Tampoco pienso en las películas de los hermanos Coen, entre las que se cuentan varias obras maestras, pero sí me detendré en ellos, aunque solo sea por la maestría con que construyen una y otra vez idiotas inolvidables. "¿Qué hemos aprendido?" -pregunta un jefecillo de la CIA a un subalterno al final de Quemar después de leer, convencido de que algo habrá tras la peripecia de un puñado de imbéciles capaces de inquietar a la inteligencia rusa por culpa de la fijación con la cirugía estética de una empleada de gimnasio interpretada por Frances McDormand. Hay otro nivel: los estúpidos más interesantes de la literatura son quizá Bouvard y Pécuchet, alumbrados en la obra del mismo título de Gustave Flaubert.
La fatal necedad de su Emma Bovary es bien conocida, pero no nos abismamos en ella, como sí ocurre con los dos majaderos que, súbitamente enriquecidos, se entregan al estudio y práctica de las más dispares ramas del saber. De la teología a la jardinería, nada escapa a su exaltada dedicación. Obsesiva... y pasajera. Porque el hastío o el capricho les harán saltar de una a otra disciplina.

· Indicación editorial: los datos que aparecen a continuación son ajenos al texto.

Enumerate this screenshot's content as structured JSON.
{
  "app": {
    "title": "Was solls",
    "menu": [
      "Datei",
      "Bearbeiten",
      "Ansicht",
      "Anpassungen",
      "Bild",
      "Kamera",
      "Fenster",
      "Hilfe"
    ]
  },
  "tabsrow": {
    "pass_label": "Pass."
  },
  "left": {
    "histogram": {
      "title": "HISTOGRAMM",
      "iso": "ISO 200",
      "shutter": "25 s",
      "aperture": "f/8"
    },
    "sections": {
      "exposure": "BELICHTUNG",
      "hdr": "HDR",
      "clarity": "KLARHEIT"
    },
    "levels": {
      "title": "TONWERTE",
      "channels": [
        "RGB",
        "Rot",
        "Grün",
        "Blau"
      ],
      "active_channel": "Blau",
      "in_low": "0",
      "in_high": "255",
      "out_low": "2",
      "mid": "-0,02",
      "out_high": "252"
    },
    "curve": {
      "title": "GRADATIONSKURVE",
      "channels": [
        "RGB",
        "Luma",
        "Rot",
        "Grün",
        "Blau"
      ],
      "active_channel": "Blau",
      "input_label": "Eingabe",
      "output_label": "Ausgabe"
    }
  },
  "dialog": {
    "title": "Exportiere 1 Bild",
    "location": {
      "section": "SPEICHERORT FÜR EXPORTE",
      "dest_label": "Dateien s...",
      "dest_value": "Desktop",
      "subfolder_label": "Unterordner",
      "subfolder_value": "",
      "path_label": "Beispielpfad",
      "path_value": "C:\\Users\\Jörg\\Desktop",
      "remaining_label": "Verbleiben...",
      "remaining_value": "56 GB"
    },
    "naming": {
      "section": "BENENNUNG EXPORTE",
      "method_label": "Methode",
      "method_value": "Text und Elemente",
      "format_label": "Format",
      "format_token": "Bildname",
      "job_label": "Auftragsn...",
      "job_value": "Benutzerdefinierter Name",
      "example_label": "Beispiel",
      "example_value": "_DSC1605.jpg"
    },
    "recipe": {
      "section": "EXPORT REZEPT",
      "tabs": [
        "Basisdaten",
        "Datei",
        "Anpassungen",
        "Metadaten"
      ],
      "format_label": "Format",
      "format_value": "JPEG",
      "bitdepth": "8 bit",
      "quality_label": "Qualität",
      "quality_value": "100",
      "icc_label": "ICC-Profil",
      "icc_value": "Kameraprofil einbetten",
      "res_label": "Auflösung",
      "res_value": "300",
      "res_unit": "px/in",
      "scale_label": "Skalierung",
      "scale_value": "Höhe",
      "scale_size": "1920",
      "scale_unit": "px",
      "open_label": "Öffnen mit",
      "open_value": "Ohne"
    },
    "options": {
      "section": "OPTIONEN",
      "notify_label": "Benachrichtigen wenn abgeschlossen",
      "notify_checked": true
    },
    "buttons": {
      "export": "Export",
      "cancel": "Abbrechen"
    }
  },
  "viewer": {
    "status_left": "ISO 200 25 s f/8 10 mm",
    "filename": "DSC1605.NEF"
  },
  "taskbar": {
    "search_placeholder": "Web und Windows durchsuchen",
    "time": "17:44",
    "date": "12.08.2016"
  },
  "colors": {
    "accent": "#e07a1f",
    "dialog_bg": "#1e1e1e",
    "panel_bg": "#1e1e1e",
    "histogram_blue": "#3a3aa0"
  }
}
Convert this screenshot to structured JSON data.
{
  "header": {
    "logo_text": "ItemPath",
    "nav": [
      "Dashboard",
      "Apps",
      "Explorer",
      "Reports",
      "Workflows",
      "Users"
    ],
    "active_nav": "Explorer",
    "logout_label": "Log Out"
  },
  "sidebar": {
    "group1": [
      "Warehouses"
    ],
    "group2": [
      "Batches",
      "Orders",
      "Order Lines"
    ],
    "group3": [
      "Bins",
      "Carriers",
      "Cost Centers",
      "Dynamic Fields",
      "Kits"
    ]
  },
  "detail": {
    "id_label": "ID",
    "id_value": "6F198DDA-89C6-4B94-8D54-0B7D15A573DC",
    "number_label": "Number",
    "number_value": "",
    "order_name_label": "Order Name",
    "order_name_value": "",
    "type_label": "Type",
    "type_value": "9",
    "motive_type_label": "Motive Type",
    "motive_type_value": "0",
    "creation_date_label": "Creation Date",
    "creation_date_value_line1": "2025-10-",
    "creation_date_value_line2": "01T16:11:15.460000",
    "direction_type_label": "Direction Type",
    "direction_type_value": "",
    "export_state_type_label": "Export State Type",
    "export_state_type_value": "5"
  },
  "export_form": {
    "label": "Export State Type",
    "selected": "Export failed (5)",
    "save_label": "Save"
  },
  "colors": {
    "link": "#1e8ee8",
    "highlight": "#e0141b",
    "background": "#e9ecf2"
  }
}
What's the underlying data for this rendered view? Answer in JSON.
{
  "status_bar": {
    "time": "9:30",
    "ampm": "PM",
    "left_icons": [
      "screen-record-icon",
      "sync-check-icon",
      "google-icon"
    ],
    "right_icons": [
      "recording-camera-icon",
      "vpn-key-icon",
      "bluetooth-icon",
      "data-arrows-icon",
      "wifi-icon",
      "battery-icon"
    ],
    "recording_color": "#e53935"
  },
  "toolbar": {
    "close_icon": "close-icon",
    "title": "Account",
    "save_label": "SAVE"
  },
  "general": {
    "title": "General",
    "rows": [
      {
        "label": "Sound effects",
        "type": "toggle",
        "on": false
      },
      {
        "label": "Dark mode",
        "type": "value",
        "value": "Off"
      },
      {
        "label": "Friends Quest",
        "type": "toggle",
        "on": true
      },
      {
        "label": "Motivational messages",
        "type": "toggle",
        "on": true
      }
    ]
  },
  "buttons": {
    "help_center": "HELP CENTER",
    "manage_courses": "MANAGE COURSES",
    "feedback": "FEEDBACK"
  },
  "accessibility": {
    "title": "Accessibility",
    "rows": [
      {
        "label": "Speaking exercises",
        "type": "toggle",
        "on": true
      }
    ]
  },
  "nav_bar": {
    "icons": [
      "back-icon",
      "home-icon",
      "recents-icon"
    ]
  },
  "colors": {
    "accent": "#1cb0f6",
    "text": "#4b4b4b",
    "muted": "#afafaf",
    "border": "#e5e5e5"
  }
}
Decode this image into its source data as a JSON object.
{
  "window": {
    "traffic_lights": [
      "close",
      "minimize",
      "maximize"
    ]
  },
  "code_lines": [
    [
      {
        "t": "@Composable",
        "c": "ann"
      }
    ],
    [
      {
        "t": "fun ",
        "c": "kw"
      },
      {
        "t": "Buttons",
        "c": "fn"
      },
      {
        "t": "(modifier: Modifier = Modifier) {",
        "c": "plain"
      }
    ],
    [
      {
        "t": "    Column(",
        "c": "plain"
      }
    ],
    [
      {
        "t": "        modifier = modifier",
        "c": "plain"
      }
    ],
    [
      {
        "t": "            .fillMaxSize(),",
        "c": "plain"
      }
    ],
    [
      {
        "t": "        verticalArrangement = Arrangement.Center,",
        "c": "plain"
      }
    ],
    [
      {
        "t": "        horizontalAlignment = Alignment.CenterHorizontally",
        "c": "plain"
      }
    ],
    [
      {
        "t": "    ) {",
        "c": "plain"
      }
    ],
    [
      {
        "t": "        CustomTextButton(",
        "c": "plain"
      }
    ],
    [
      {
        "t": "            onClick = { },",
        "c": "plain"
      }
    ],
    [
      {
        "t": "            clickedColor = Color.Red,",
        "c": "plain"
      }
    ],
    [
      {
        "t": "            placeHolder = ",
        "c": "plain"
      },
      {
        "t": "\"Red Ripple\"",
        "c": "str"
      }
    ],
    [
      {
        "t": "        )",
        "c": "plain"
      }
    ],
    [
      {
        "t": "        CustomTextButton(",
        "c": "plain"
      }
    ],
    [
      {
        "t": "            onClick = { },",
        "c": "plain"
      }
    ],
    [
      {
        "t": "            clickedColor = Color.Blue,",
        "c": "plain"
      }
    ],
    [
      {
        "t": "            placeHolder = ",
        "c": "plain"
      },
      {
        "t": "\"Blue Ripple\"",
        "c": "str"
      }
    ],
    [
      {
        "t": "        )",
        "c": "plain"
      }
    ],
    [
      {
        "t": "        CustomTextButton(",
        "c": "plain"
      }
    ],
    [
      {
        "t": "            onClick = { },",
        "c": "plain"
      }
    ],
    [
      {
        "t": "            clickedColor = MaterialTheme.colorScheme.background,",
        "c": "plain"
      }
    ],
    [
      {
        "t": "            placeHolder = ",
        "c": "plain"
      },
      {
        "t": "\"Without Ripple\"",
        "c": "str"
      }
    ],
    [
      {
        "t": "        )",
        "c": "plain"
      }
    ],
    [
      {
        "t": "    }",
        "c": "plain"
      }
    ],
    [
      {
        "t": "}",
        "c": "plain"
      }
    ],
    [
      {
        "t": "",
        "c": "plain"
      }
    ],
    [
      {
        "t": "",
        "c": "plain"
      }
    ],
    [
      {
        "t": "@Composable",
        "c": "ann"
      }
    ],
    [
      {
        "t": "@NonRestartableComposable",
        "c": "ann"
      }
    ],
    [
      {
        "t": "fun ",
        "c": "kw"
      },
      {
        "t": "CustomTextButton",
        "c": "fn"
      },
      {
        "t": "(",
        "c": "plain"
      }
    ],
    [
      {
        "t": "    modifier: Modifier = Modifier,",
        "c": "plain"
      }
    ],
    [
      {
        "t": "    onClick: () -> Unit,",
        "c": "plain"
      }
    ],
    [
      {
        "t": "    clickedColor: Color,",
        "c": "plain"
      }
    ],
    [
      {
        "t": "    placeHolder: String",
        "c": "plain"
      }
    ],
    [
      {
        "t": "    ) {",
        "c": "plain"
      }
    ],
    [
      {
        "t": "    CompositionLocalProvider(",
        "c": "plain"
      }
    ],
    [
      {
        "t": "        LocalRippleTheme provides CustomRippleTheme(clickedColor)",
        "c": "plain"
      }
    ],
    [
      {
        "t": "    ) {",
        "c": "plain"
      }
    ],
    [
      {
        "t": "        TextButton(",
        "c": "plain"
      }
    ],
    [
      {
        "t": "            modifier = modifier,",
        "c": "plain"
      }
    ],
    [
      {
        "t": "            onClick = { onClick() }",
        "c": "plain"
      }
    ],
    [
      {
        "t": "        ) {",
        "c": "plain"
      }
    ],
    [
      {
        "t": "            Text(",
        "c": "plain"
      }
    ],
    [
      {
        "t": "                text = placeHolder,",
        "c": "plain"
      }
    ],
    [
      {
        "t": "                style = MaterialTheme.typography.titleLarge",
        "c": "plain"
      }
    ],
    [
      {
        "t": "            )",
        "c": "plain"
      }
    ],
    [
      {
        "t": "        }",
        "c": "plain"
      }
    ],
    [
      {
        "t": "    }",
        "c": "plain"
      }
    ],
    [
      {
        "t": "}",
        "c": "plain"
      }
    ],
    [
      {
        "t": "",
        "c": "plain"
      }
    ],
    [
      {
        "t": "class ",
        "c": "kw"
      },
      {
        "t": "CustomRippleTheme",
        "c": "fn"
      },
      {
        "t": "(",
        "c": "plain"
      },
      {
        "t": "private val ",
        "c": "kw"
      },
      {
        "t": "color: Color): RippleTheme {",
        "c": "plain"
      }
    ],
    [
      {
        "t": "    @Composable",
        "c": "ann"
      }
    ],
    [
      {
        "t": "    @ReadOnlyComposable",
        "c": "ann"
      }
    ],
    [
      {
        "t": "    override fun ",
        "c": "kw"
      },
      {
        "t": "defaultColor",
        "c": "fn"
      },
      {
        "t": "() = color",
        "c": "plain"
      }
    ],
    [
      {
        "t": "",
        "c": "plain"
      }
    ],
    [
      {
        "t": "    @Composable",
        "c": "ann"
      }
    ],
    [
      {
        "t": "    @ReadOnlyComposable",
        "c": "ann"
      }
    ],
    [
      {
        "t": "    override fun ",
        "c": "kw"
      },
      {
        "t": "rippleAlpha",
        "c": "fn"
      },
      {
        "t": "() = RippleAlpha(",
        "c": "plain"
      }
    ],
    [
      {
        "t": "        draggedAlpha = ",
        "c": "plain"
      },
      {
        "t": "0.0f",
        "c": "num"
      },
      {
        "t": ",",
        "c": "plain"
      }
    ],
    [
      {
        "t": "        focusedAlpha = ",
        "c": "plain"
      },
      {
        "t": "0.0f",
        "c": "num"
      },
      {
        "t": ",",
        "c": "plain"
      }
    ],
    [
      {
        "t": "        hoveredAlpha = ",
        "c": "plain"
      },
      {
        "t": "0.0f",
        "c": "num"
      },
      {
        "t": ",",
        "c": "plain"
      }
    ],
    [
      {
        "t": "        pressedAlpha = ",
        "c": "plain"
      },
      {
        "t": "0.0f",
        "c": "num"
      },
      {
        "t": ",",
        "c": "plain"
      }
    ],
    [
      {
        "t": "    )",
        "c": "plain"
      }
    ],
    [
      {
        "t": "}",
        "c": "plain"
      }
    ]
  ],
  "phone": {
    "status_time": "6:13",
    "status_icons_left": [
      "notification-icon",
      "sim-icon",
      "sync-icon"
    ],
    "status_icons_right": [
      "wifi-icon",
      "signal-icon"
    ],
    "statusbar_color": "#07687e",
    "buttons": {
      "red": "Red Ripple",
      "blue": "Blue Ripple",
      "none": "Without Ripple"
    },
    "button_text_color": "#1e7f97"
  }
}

Según sus biógrafos, Flaubert habría leído mil quinientos libros para amasar lentamente su novelita, póstuma, inacabada y vilipendiada. Para mí, lo mejor de su legado. En Bouvard y Pécuchet parece haberse inspirado Paul Auster para montar a sus idiotas Flower y Stone en La música del azar. Solo que en estos hay también maldad. Algo no evidente en Flaubert. Es posible que el estadounidense no haya sido consciente del peso que en este punto cobra el visionario Emanuel Swedenborg, cuya escatología influyó e influye de forma persistente en la literatura y en el cine. El sueco vio salvación en el conocimiento y, por ende, condenación en la ignorancia contumaz. Pienso en grandes idiotas engreídos, a menudo perversos con pátina humanista. Una especie que los Coen no han tocado, pero sí Giovanni Papini en Gog. Prometo visitarlo otro día.